Narcoleptics suffer from bouts of sleepiness and sleep attacks, which impair their ability to function in daily life. But the precise cause of narcolepsy has long eluded scientists, and the cure for the devastating neurological disorder afflicting an estimated three million people worldwide -- and one in 3,000 Americans -- remains at bay.
A new study published in Pharmacological Research by the world's leading autoimmune disease expert, Tel Aviv University's Prof. Yehuda Shoenfeld, finds that narcolepsy bears the trademarks of a classic autoimmune disorder and should be treated accordingly. The research, led by Prof. Shoenfeld, the Laura Schwarz-Kipp Chair for Research of Autoimmune Diseases at TAU's Sackler Faculty of Medicine and Head of Zabludowicz Center for Autoimmune Diseases at Chaim Sheba Medical Center, Tel Hashomer, and conducted by doctoral student María-Teresa Arango, points to a particular autoimmune process as the trigger for the specific loss of orexin neurons, which maintain the delicate equilibrium between sleep and wakefulness in the brain.
Not just the genes
"Narcolepsy is interesting, because although it has been considered to be strictly genetic, it is induced by environmental factors, such as a burst of laughter or stress," said Prof. Shoenfeld. "Narcolepsy is devastating to those suffering from it and debilitating to children, in particular. There is no known therapy to treat it."
Narcolepsy first strikes people aged 10 to 25, plaguing them for life.
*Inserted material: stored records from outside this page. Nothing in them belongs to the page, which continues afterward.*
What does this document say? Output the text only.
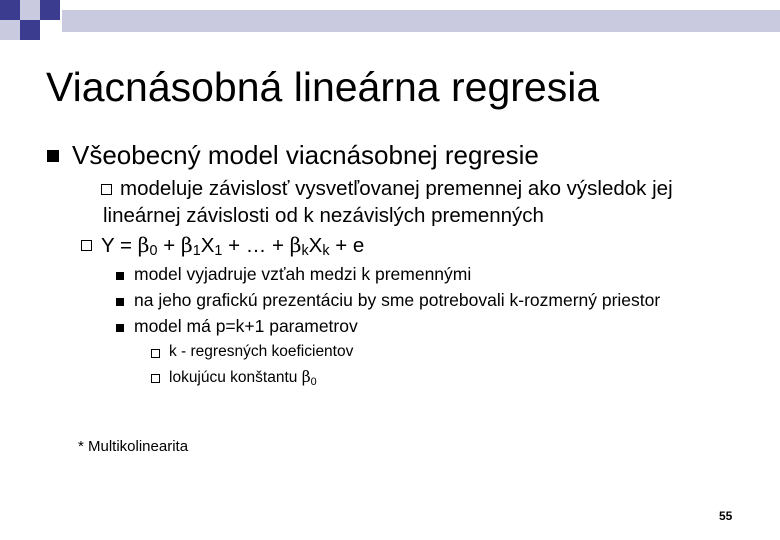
Viacnásobná lineárna regresia
Všeobecný model viacnásobnej regresie
modeluje závislosť vysvetľovanej premennej ako výsledok jej
lineárnej závislosti od k nezávislých premenných
$Y = \beta_0 + \beta_1X_1$ + … + $\beta_kX_k + e$
model vyjadruje vzťah medzi k premennými
na jeho grafickú prezentáciu by sme potrebovali k-rozmerný priestor
model má p=k+1 parametrov
k - regresných koeficientov
lokujúcu konštantu $\beta_0$
* Multikolinearita
55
Narcoleptics may experience any or all of the following symptoms: falling asleep without warning, anywhere, anytime, making it difficult to concentrate and fully function; excessive daytime sleepiness; the sudden loss of muscle tone; slurred speech or weakness of most muscles for a few seconds or a few minutes; a temporary inability to move or speak while falling asleep or upon waking; and hallucinations.
Prof. Shoenfeld first became interested in the subject after an avalanche of narcolepsy diagnoses swept Finland in 2009 following the administering of the H1N1 flu vaccine. "Following the H1N1 vaccine, 16 times the average incidence of narcolepsy was reported," said Prof. Shoenfeld.
Prof. Shoenfeld discovered that a group of researchers from the Sleep Control Project at the Tokyo Metropolitan Institute of Psychiatry in Japan had published a study on an autoantibody presence attacking tribbles, small granules in our brains containing regulatory orexin neurons, which maintain the balance between sleep and wakefulness in the brain.
Fingering the culprit
"In patients and animals that develop narcolepsy, we have seen an evident depletion of orexin in the brain, and therefore a lack of balance, and later attacks of narcolepsy," said Prof. Shoenfeld. "Why is the orexin disappearing? We think the culprit is an autoimmune reaction -- the binding of autoantibodies to the tribble granules to destroy them."
For the purpose of the new study, Prof. Shoenfeld and his team collaborated with the Japanese research group led by Dr. Makoto Honda to isolate the specific antibodies. These antibodies were then injected directly into laboratory mice. Ms. Arango monitored their behavior for several months, tracking their sleep patterns. "What we saw was an increased number of sleep attacks and irregular patterns of sleep in mice," said Prof. Shoenfeld. "Mice fall asleep like dogs, circling around before going to sleep. Suddenly, in this experiment, the mice just dropped off to sleep and then, just two minutes later, woke up as though nothing had happened.
"Our hope is to change the perception and diagnosis of narcolepsy, to define it as the 81st known autoimmune disease, because a better understanding of the mechanism causing this disease, which debilitates and humiliates so many people, will lead to better treatment and, maybe one day, a cure," Prof. Shoenfeld says. He is currently collaborating with Dr. Honda and his team to locate the area of the brain to which the targeting autoantibodies bind.